Dans une affaire soumise à la Cour d’appel de Rouen, une commune a donné en location un garage à un particulier.

S’agissant de la mise à disposition d’un bien relevant a priori de son domaine privé, le contrat de mise à disposition de ce bien à titre précaire est présumé être un contrat de droit privé relevant de la compétence de la juridiction judiciaire, en dépit de la présence d’une personne publique au contrat.

Ainsi, pour la Cour d’appel de Rouen « s’agissant d’une convention temporaire portant sur le domaine privé, aucune délibération du conseil municipal n’était requise pour mettre fin à celle-ci.

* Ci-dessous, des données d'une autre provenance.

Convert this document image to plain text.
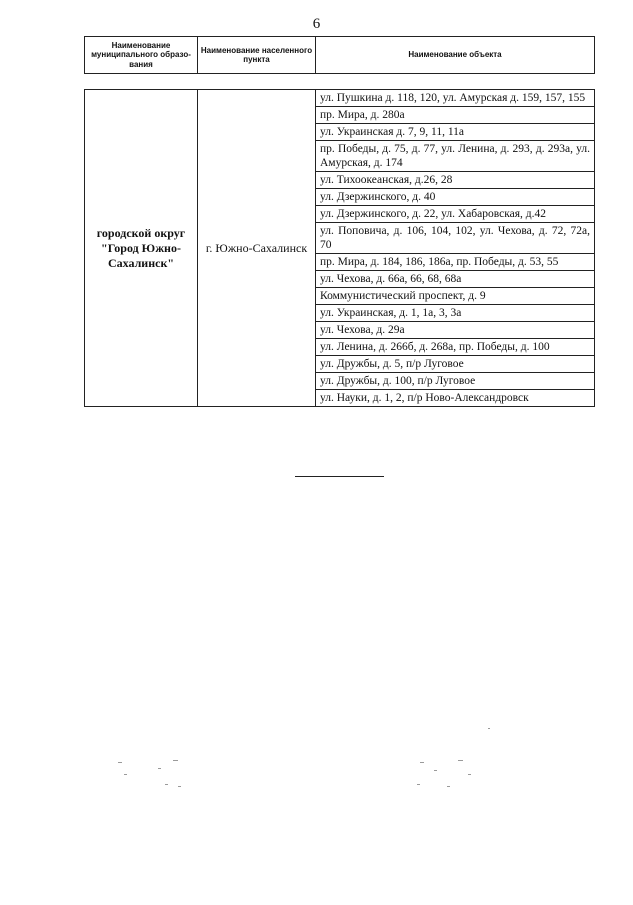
6
Наименование муниципального образо-вания	Наименование населенного пункта	Наименование объекта
городской округ "Город Южно-Сахалинск"	г. Южно-Сахалинск	ул. Пушкина д. 118, 120, ул. Амурская д. 159, 157, 155
пр. Мира, д. 280а
ул. Украинская д. 7, 9, 11, 11а
пр. Победы, д. 75, д. 77, ул. Ленина, д. 293, д. 293а, ул. Амурская, д. 174
ул. Тихоокеанская, д.26, 28
ул. Дзержинского, д. 40
ул. Дзержинского, д. 22, ул. Хабаровская, д.42
ул. Поповича, д. 106, 104, 102, ул. Чехова, д. 72, 72а, 70
пр. Мира, д. 184, 186, 186а, пр. Победы, д. 53, 55
ул. Чехова, д. 66а, 66, 68, 68а
Коммунистический проспект, д. 9
ул. Украинская, д. 1, 1а, 3, 3а
ул. Чехова, д. 29а
ул. Ленина, д. 266б, д. 268а, пр. Победы, д. 100
ул. Дружбы, д. 5, п/р Луговое
ул. Дружбы, д. 100, п/р Луговое
ул. Науки, д. 1, 2, п/р Ново-Александровск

De même, l’exigence de motivation prescrite par l’art. 1er de la loi n° 79-587 du 11 juillet 1979, devenu l’art. L. 211-2 du Code des relations entre le public et l’administration, concerne les actes administratifs individuels, alors que les actes de gestion par la personne publique de son domaine privé sont des actes de droit privé et donc non soumis à cette obligation de motivation ; enfin et en conséquence, les dispositions de l’art. 24 de la loi n° 2000-321 du 12 avril 2000 relatives à l’utilisation de la procédure contradictoire préalable qui ne concernent que les décisions individuelles devant être motivées en application de la loi n° 79-587 du 11 juillet 1979 ne sont pas applicables aux actes de droit privé ».

Il en résulte que « Le congé délivré par la commune, avec un préavis de 8 jours conforme aux stipulations contractuelles, est donc valable. Le maintien dans les lieux de l’occupant constitue un trouble manifestement illicite que le juge des référés peut faire cesser, en application de l’art. 809 du Code de procédure civile précité. L’expulsion de l’occupant doit être confirmée ».